Постель прогнулась, Фрэнсис обхватили за талию и поволокли прочь от края. Сразу же сверху навалилась уже знакомая давящая тяжесть.
— Проклятие! — прошипел Хок, который совсем забыл про крем.
Он было собрался сходить за ним в свою спальню, но потом раздражение заглушило голос рассудка. Чего ради утруждаться ради нее, если она назло усложняет ему задачу?
Не говоря ни слова, он рванул подол ночной рубашки кверху и с силой раздвинул Фрэнсис ноги. Ее снова била мелкая дрожь, это несколько его отрезвило.
— Не шевелись, — прохрипел он, внезапно ощутив стыд за свою грубость.
Между ее ног было холодно и сухо, не было никакой возможности проникнуть внутрь без крема. Наплевав на условности и на всех настоящих леди в мире, Хок осторожно ввел палец в теплую глубину и начал легонько двигать им взад-вперед. К его удивлению, вскоре Фрэнсис шевельнулась, едва заметно покачиваясь в такт с ним, робко наполняясь теплой влагой, в которой он так нуждался.
— Не шевелись, — повторил он и вошел в нее с размаху, как привык.
Фрэнсис закричала, царапая его шею и грудь. Только тут он понял, что натворил. Она была такой узкой, такой неопытной и непривычной, что он вполне мог повредить ей. Хок угрюмо приказал себе идти до конца, раз дело все равно сделано. Он помедлил, виновато наслаждаясь тесными объятиями, в которых оказалось его естество.
Фрэнсис сжала зубы до хруста, чтобы не застонать от горячего, распирающего, болезненного ощущения.
— Как же я ненавижу тебя! — прошептала она, смаргивая слезы.
Он пропустил ее слова мимо ушей, сосредоточенно двигаясь, стараясь поскорее покончить с этим.
— Животное!
Хок выгнулся с хриплым стоном, чувствуя, как и в первый раз, не сладость оргазма, а незатейливое облегчение от семяизвержения. Он мог бы тотчас отпустить жену, но продолжал сжимать ее поникшие плечи ладонями, не столько зная, сколько чувствуя, что для зачатия всегда нужно время. Фрэнсис не пыталась вырваться. Единственным признаком жизни в ней было частое неровное дыхание.
Наконец Хок решил, что прошло достаточно времени. Он отодвинулся (жена при этом дернулась от боли) и спустился с кровати.
— Полежи так, не мойся сразу. До завтра, Фрэнсис. Однако не успел он закрыть за собой дверь, как зашуршали простыни и послышался торопливый звук шагов. Он не удивился, зная, что она устремилась к тазу с водой.
Вот оно, послушание молодой жены, только и подумал Хок с кривой улыбкой.
Он вдруг почувствовал, что устал, устал буквально до полусмерти. Неостывшая обида на отца снедала его, как и прежде, а расплатиться за это пришлось Фрэнсис.

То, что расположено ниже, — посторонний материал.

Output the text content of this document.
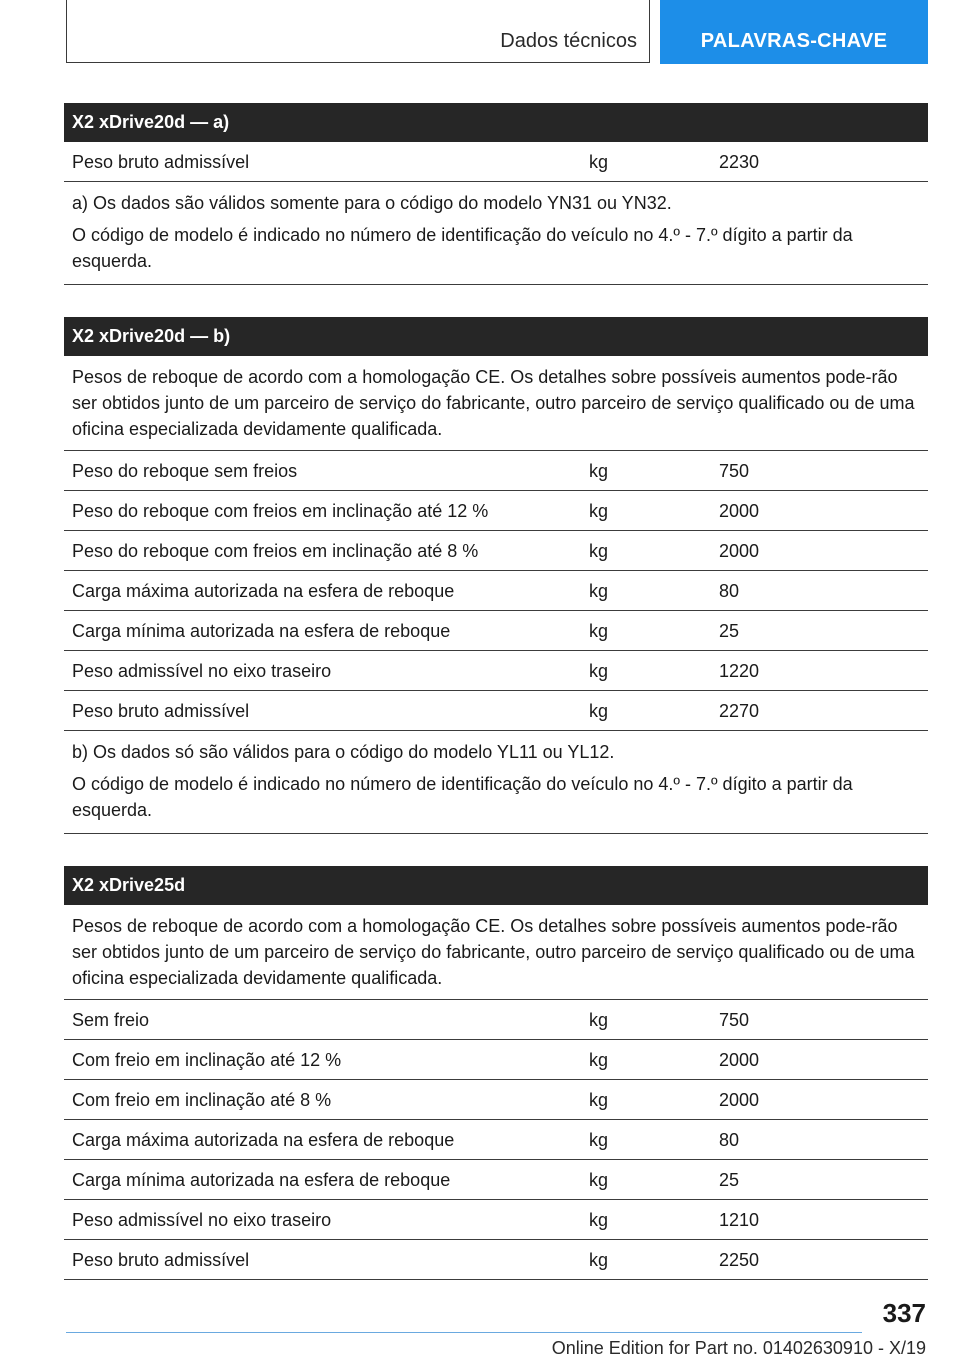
Dados técnicos	PALAVRAS-CHAVE
X2 xDrive20d — a)
Peso bruto admissível	kg	2230

a) Os dados são válidos somente para o código do modelo YN31 ou YN32.

O código de modelo é indicado no número de identificação do veículo no 4.º - 7.º dígito a partir da esquerda.

X2 xDrive20d — b)
Pesos de reboque de acordo com a homologação CE. Os detalhes sobre possíveis aumentos pode-rão ser obtidos junto de um parceiro de serviço do fabricante, outro parceiro de serviço qualificado ou de uma oficina especializada devidamente qualificada.
Peso do reboque sem freios	kg	750
Peso do reboque com freios em inclinação até 12 %	kg	2000
Peso do reboque com freios em inclinação até 8 %	kg	2000
Carga máxima autorizada na esfera de reboque	kg	80
Carga mínima autorizada na esfera de reboque	kg	25
Peso admissível no eixo traseiro	kg	1220
Peso bruto admissível	kg	2270

b) Os dados só são válidos para o código do modelo YL11 ou YL12.

O código de modelo é indicado no número de identificação do veículo no 4.º - 7.º dígito a partir da esquerda.

X2 xDrive25d
Pesos de reboque de acordo com a homologação CE. Os detalhes sobre possíveis aumentos pode-rão ser obtidos junto de um parceiro de serviço do fabricante, outro parceiro de serviço qualificado ou de uma oficina especializada devidamente qualificada.
Sem freio	kg	750
Com freio em inclinação até 12 %	kg	2000
Com freio em inclinação até 8 %	kg	2000
Carga máxima autorizada na esfera de reboque	kg	80
Carga mínima autorizada na esfera de reboque	kg	25
Peso admissível no eixo traseiro	kg	1210
Peso bruto admissível	kg	2250
337
Online Edition for Part no. 01402630910 - X/19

Чуть позже Хок со вздохом облегчения вытянулся между прохладными простынями своей постели. Постепенно он пришел к выводу, что жена ничего не сделала, чтобы спровоцировать его на грубость. Наоборот, это он поступил как последний ублюдок, как подвыпивший простолюдин. Он дал себе слово никогда больше не забывать про крем, собираясь ночью к Фрэнсис. Это будет залогом того, что он больше не причинит ей боли.
«Как же я ненавижу тебя!»
Эти слова — она сказала это от обиды, импульсивно, и все же мысли его возвращались к ним, беспокоя Хока. Даже если жена на самом деле не думает так, она не имеет права говорить такое своему мужу. Жена обязана уважать мужа и повиноваться ему.
Жизнь определенно становилась все более сложной и безрадостной. Когда Хок наконец уснул, ему снились неясные женские образы, которые кружились вокруг него, но стоило только протянуть к ним руки, как они ускользали и таяли. Он не различал их лиц, но все они боялись его и ненавидели, и он об этом прекрасно знал.
Глава 10
— У тебя не больше мозгов, чем у черепахи! Нет, ни к чему обижать бедное создание — черепаха умней, гораздо умней тебя! Ни к чему гордо высовывать голову из воротника, если внутри черепа не найдется и унции серого вещества!
Хок так и остался стоять на пороге, с недоумением глядя на рассерженного отца.
— Ты — позор семьи, Филип Хоксбери! О Боже, я дал жизнь деревенскому дурачку!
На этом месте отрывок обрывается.